Piot avoue qu’il pensait au début que le vaccin serait la seule véritable issue. Pour l'instant, sa vision est « plus différenciée ». « Bien sûr, un vaccin fera partie de notre stratégie de sortie. Mais il semble que nous devons quand même apprendre, en tant que société, à vivre avec la Covid-19 ». Il fait remarquer qu’en ce qui concerne les infections pulmonaires, l’expérience des médecins jusqu'à présent n'est pas très bonne. Même avec les vaccins antigrippaux, l'effet protecteur n'est généralement que de 60 à 70 %. « Je suis en fait une personne optimiste. Mais je ne crois pas en un vaccin efficace à 100%. Nous devons réfléchir à ce que nous voulons réellement réaliser. Prévenir complètement l'infection ? Réduire la mortalité ? Ou quelque chose au milieu ? C'est une autre chose dont nous allons devoir parler. »
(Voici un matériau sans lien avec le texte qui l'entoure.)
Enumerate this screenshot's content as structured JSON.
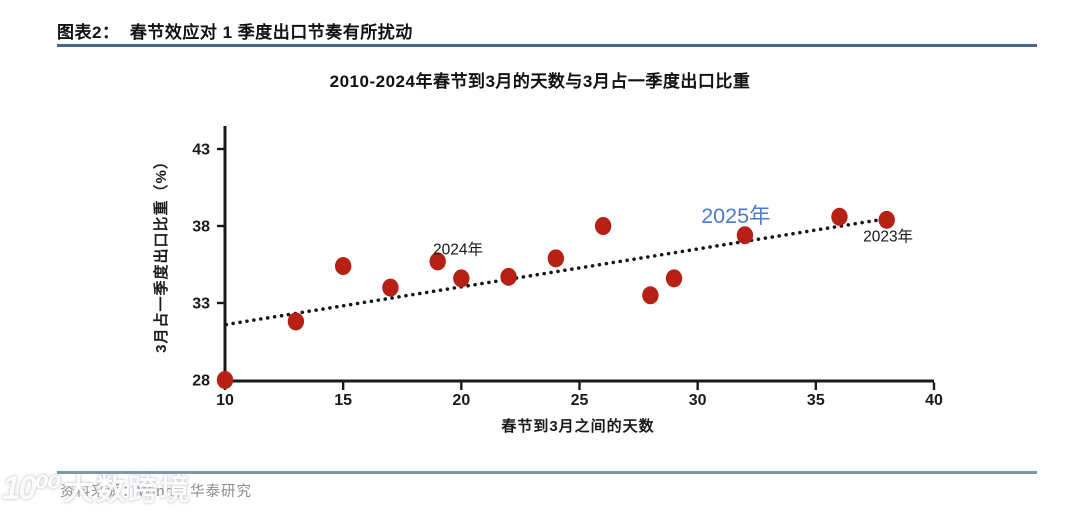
{
  "figure": {
    "header": "图表2：  春节效应对 1 季度出口节奏有所扰动",
    "source_note": "资料来源：Wind，华泰研究",
    "watermark_logo": "10⁰⁰",
    "watermark_text": "大数跨境"
  },
  "colors": {
    "header_rule": "#47688e",
    "footer_rule": "#7e95ad",
    "source_text": "#8c8c8c",
    "axis": "#1a1a1a",
    "point_red": "#b72015",
    "annotation_blue": "#4e79cd"
  },
  "chart_data": {
    "type": "scatter",
    "title": "2010-2024年春节到3月的天数与3月占一季度出口比重",
    "xlabel": "春节到3月之间的天数",
    "ylabel": "3月占一季度出口比重（%）",
    "xlim": [
      10,
      40
    ],
    "ylim": [
      28,
      43
    ],
    "xticks": [
      10,
      15,
      20,
      25,
      30,
      35,
      40
    ],
    "yticks": [
      28,
      33,
      38,
      43
    ],
    "grid": false,
    "legend": "none",
    "point_color": "#b72015",
    "points": [
      {
        "x": 10,
        "y": 28.0
      },
      {
        "x": 13,
        "y": 31.8
      },
      {
        "x": 15,
        "y": 35.4
      },
      {
        "x": 17,
        "y": 34.0
      },
      {
        "x": 19,
        "y": 35.7
      },
      {
        "x": 20,
        "y": 34.6
      },
      {
        "x": 22,
        "y": 34.7
      },
      {
        "x": 24,
        "y": 35.9
      },
      {
        "x": 26,
        "y": 38.0
      },
      {
        "x": 28,
        "y": 33.5
      },
      {
        "x": 29,
        "y": 34.6
      },
      {
        "x": 32,
        "y": 37.4
      },
      {
        "x": 36,
        "y": 38.6
      },
      {
        "x": 38,
        "y": 38.4
      }
    ],
    "trendline": {
      "style": "dotted",
      "x1": 10.05,
      "y1": 31.6,
      "x2": 37.9,
      "y2": 38.45,
      "color": "#151515"
    },
    "annotations": [
      {
        "text": "2024年",
        "x": 18.8,
        "y": 36.15,
        "color": "#1a1a1a",
        "size": 15.5,
        "weight": "normal"
      },
      {
        "text": "2025年",
        "x": 30.15,
        "y": 38.2,
        "color": "#4e79cd",
        "size": 21.5,
        "weight": "normal"
      },
      {
        "text": "2023年",
        "x": 37.0,
        "y": 37.0,
        "color": "#1a1a1a",
        "size": 15.5,
        "weight": "normal"
      }
    ]
  }
}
Piot pense qu’il est aussi possible que nous ayons une thérapie pour la Covid-19 avant le développement d’un vaccin. « Et encore une fois, d'après mon expérience de patient, je pense dans une direction légèrement différente, dit-il. Jusqu'à présent, il a toujours été exclusivement question de rendre le virus inoffensif. Mais peut-être faut-il aussi penser à contrôler la réponse immunitaire. Il est également important d'avoir le bon timing de l'intervention ; j'ai l'impression que l'on n'y a pas suffisamment prêté attention dans les essais cliniques jusqu'à présent. Nous devrions également tester si les antiviraux ne sont pas également adaptés à la prévention. Il serait alors possible de trouver tous les contacts d'une personne nouvellement infectée et de les traiter de manière prophylactique - comparable à une vaccination, mais beaucoup plus ciblée ». Il serait question d’un médicament Covid-19 orchestré de façon complexe : un peu de ci, un peu de ça, quelques jours plus tôt ou plus tard, avec beaucoup de peaufinage, comme pour le traitement du cancer ou du sida. Il croit que les scientifiques devraient être « plus ouverts aux idées non conventionnelles. »

En ce qui concerne les effets psychologiques de la pandémie, il prévoit une augmentation des suicides. « Personnellement, je me suis effondré psychologiquement en rentrant de l'hôpital. J'ai pleuré pendant très longtemps. Je sais ce que c'est pour moi : face au danger, je peux gérer la situation. La peur et l'émotion, elles viennent après. »

Quant aux conséquences de la maladie sur le corps, elles peuvent persister. « Je suis loin d'en avoir fini. Je ne peux toujours pas monter les escaliers sans faire un arrêt en cours de route. J'ai essayé de faire du jogging parce que ça me manque. Mais j'y ai très vite renoncé. Je suis toujours sous anticoagulants parce que j'ai une fibrillation auriculaire ». Il pense que ces effets peuvent rester ainsi pour le reste de sa vie » avec cette interview, il voulait préciser ce point-là. « Beaucoup de gens pensent que pour 99 % des personnes infectées, la Covid-19 n'est rien d'autre qu'une sorte de grippe, et que 1 % en meurent. Je veux rappeler aux gens qu'il y a aussi quelque chose entre les deux : un grand nombre de ceux qui survivent restent malades très gravement et pendant très longtemps. » Ils n’ont plus le virus certes, mais beaucoup d’organes sont endommagés.

Huguette Hérard


N.d.l.r.
(1) Bernard Piot dirige la London School of Hygiene & Tropical Medicine. Spécialisé dans les maladies infectieuses, il a mené des recherches sur les épidémies en Afrique, un chercheur du virus du sida et directeur du programme des Nations unies sur le sida.

(2) Interview menée par les journalistes Johann Grolle et Veronika Hackenbroch, Spiegel, 22/2020.

(3) L’administration Trump a lancé en grande pompe l'opération « Warp Speed », du nom du système de propulsion du vaisseau spatial plus rapide que la lumière, de la série de science-fiction « Star Trek ».